JFS took every part of me but i have left nothing there. i am enamoured by the firefighting and rescue work, but that was from the days of Central. JFS reminds me now about surviving as the leader. it was sleepless nights, worrying about my men, thinking about decisions that had been and to be made, at times even doubting my own dedication. so all the time the mantra was to try harder, be better, dont do that shit again, do that with finesse. it was about being professional and impeccable in PR. it was about being THE man among men when i was really just a boy in this field of men. now at the end of it, there is just relief, because i dont want to be in a place that doubts me even after having swallowed me.

and right now on this crazy journey, my body, mind and soul are once again occupied. but this is not new. this journey has taken me since the dreariness of work set in. at times when i was swamped and struggling to breathe, all this was a little mental oasis. now on the bus to ConFest for NYE, i am living its reality. this is a biting reality though, because we dont know how we shall carry on the journey after we get down from the bus. this isnt such an enchanting idea but it's necessary - the adventure is final. it'd have been a lot easier to stay at mayour beth's place in stratford. but it'd also have been a lot easier to stay home in singapore.

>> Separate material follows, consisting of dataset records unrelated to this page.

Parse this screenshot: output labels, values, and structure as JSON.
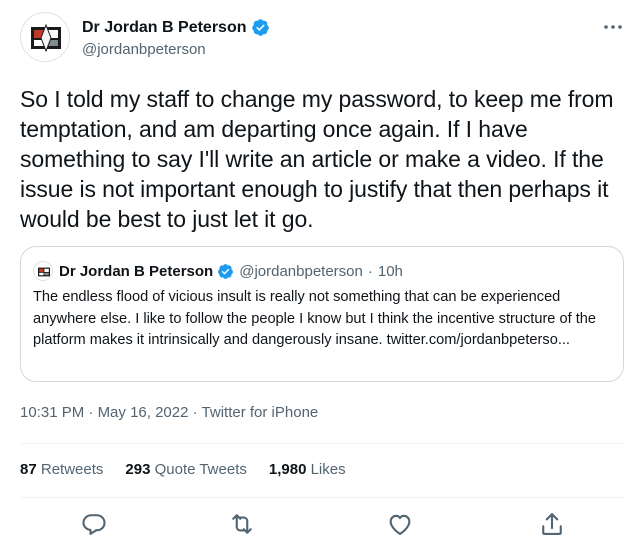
{
  "author": {
    "name": "Dr Jordan B Peterson",
    "handle": "@jordanbpeterson",
    "verified": true
  },
  "tweet": {
    "text": "So I told my staff to change my password, to keep me from temptation, and am departing once again. If I have something to say I'll write an article or make a video. If the issue is not important enough to justify that then perhaps it would be best to just let it go."
  },
  "quoted_tweet": {
    "name": "Dr Jordan B Peterson",
    "handle": "@jordanbpeterson",
    "time": "10h",
    "separator": "·",
    "text": "The endless flood of vicious insult is really not something that can be experienced anywhere else. I like to follow the people I know but I think the incentive structure of the platform makes it intrinsically and dangerously insane. twitter.com/jordanbpeterso..."
  },
  "meta": {
    "time": "10:31 PM",
    "date": "May 16, 2022",
    "source": "Twitter for iPhone",
    "separator": "·"
  },
  "stats": {
    "retweets_count": "87",
    "retweets_label": "Retweets",
    "quote_count": "293",
    "quote_label": "Quote Tweets",
    "likes_count": "1,980",
    "likes_label": "Likes"
  },
  "colors": {
    "verified_blue": "#1d9bf0",
    "secondary_text": "#536471",
    "border": "#cfd9de"
  },
  "icons": [
    "more-icon",
    "verified-icon",
    "reply-icon",
    "retweet-icon",
    "like-icon",
    "share-icon"
  ]
}
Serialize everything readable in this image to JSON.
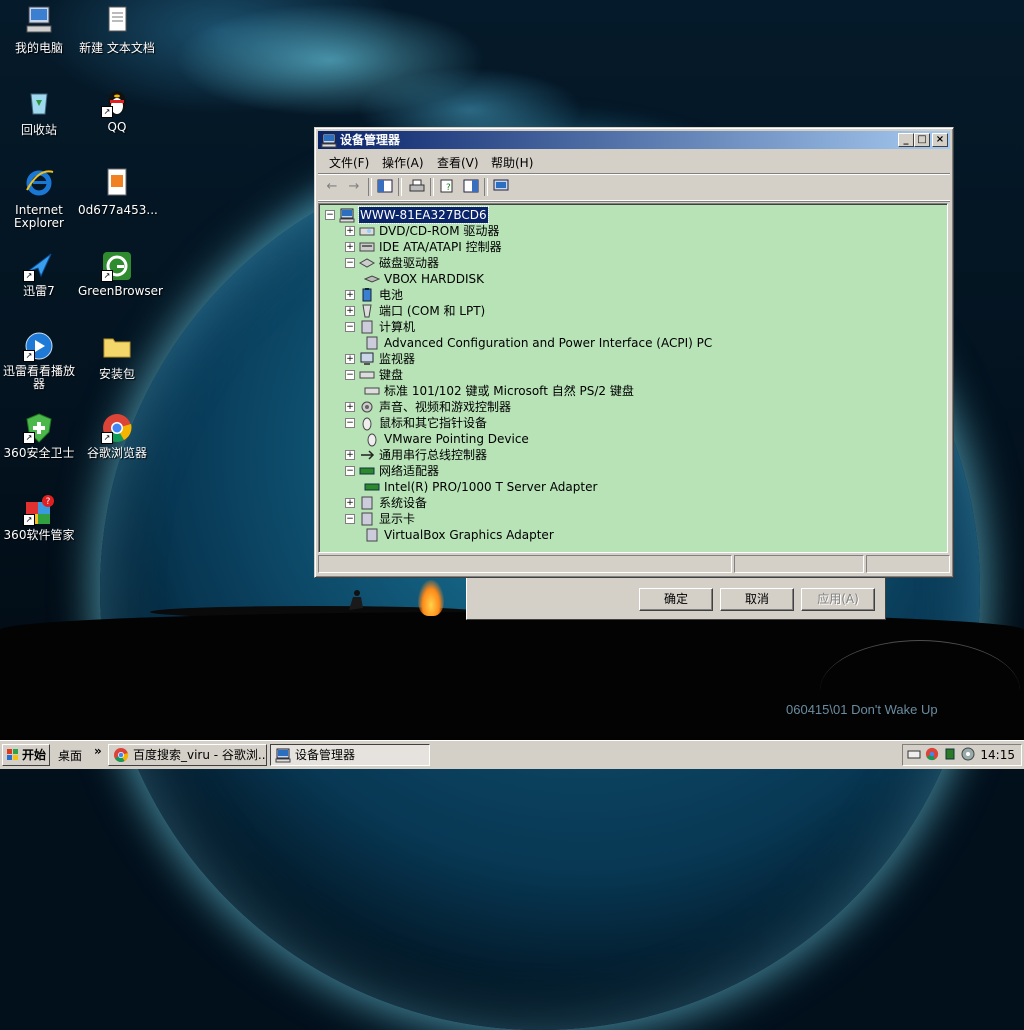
{
  "desktop": {
    "icons": [
      {
        "label": "我的电脑",
        "icon": "my-computer-icon"
      },
      {
        "label": "新建 文本文档",
        "icon": "text-document-icon"
      },
      {
        "label": "回收站",
        "icon": "recycle-bin-icon"
      },
      {
        "label": "QQ",
        "icon": "qq-penguin-icon"
      },
      {
        "label": "Internet Explorer",
        "icon": "internet-explorer-icon"
      },
      {
        "label": "0d677a453...",
        "icon": "image-file-icon"
      },
      {
        "label": "迅雷7",
        "icon": "thunder-icon"
      },
      {
        "label": "GreenBrowser",
        "icon": "greenbrowser-icon"
      },
      {
        "label": "迅雷看看播放器",
        "icon": "xunlei-player-icon"
      },
      {
        "label": "安装包",
        "icon": "folder-icon"
      },
      {
        "label": "360安全卫士",
        "icon": "360-shield-icon"
      },
      {
        "label": "谷歌浏览器",
        "icon": "chrome-icon"
      },
      {
        "label": "360软件管家",
        "icon": "360-software-icon"
      }
    ],
    "wallpaper_caption": "060415\\01 Don't Wake Up"
  },
  "bg_dialog": {
    "ok_label": "确定",
    "cancel_label": "取消",
    "apply_label": "应用(A)"
  },
  "window": {
    "title": "设备管理器",
    "menu": [
      "文件(F)",
      "操作(A)",
      "查看(V)",
      "帮助(H)"
    ],
    "tree": {
      "root": "WWW-81EA327BCD6",
      "items": [
        {
          "label": "DVD/CD-ROM 驱动器",
          "level": 1,
          "expander": "+",
          "icon": "cdrom-drive-icon"
        },
        {
          "label": "IDE ATA/ATAPI 控制器",
          "level": 1,
          "expander": "+",
          "icon": "ide-controller-icon"
        },
        {
          "label": "磁盘驱动器",
          "level": 1,
          "expander": "-",
          "icon": "disk-drive-icon"
        },
        {
          "label": "VBOX HARDDISK",
          "level": 2,
          "expander": "",
          "icon": "hard-disk-icon"
        },
        {
          "label": "电池",
          "level": 1,
          "expander": "+",
          "icon": "battery-icon"
        },
        {
          "label": "端口 (COM 和 LPT)",
          "level": 1,
          "expander": "+",
          "icon": "port-icon"
        },
        {
          "label": "计算机",
          "level": 1,
          "expander": "-",
          "icon": "computer-icon"
        },
        {
          "label": "Advanced Configuration and Power Interface (ACPI) PC",
          "level": 2,
          "expander": "",
          "icon": "acpi-pc-icon"
        },
        {
          "label": "监视器",
          "level": 1,
          "expander": "+",
          "icon": "monitor-icon"
        },
        {
          "label": "键盘",
          "level": 1,
          "expander": "-",
          "icon": "keyboard-icon"
        },
        {
          "label": "标准 101/102 键或 Microsoft 自然 PS/2 键盘",
          "level": 2,
          "expander": "",
          "icon": "keyboard-device-icon"
        },
        {
          "label": "声音、视频和游戏控制器",
          "level": 1,
          "expander": "+",
          "icon": "sound-icon"
        },
        {
          "label": "鼠标和其它指针设备",
          "level": 1,
          "expander": "-",
          "icon": "mouse-icon"
        },
        {
          "label": "VMware Pointing Device",
          "level": 2,
          "expander": "",
          "icon": "pointing-device-icon"
        },
        {
          "label": "通用串行总线控制器",
          "level": 1,
          "expander": "+",
          "icon": "usb-icon"
        },
        {
          "label": "网络适配器",
          "level": 1,
          "expander": "-",
          "icon": "network-adapter-icon"
        },
        {
          "label": "Intel(R) PRO/1000 T Server Adapter",
          "level": 2,
          "expander": "",
          "icon": "network-card-icon"
        },
        {
          "label": "系统设备",
          "level": 1,
          "expander": "+",
          "icon": "system-devices-icon"
        },
        {
          "label": "显示卡",
          "level": 1,
          "expander": "-",
          "icon": "display-adapter-icon"
        },
        {
          "label": "VirtualBox Graphics Adapter",
          "level": 2,
          "expander": "",
          "icon": "graphics-adapter-icon"
        }
      ]
    }
  },
  "taskbar": {
    "start_label": "开始",
    "desktop_label": "桌面",
    "chevron": "»",
    "tasks": [
      {
        "label": "百度搜索_viru - 谷歌浏...",
        "icon": "chrome-icon",
        "active": false
      },
      {
        "label": "设备管理器",
        "icon": "device-manager-icon",
        "active": true
      }
    ],
    "clock": "14:15"
  },
  "colors": {
    "title_active_start": "#0a246a",
    "title_active_end": "#a6caf0",
    "tree_background": "#b7e3b7",
    "face": "#d4d0c8"
  }
}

back in JFS, everything had to be done instantly because the coding could go off anytime. work would assault me like waves and lists never grew shorter. now only the present is real. yesterday's experiences have been packed away and tomorrow is a thick fog. i could climb, swim, run, as far as i have to go, but sitting on this bus going through small towns with only maggie is what i want to do now. it has been a year in the making, and i am living a year's worth of living.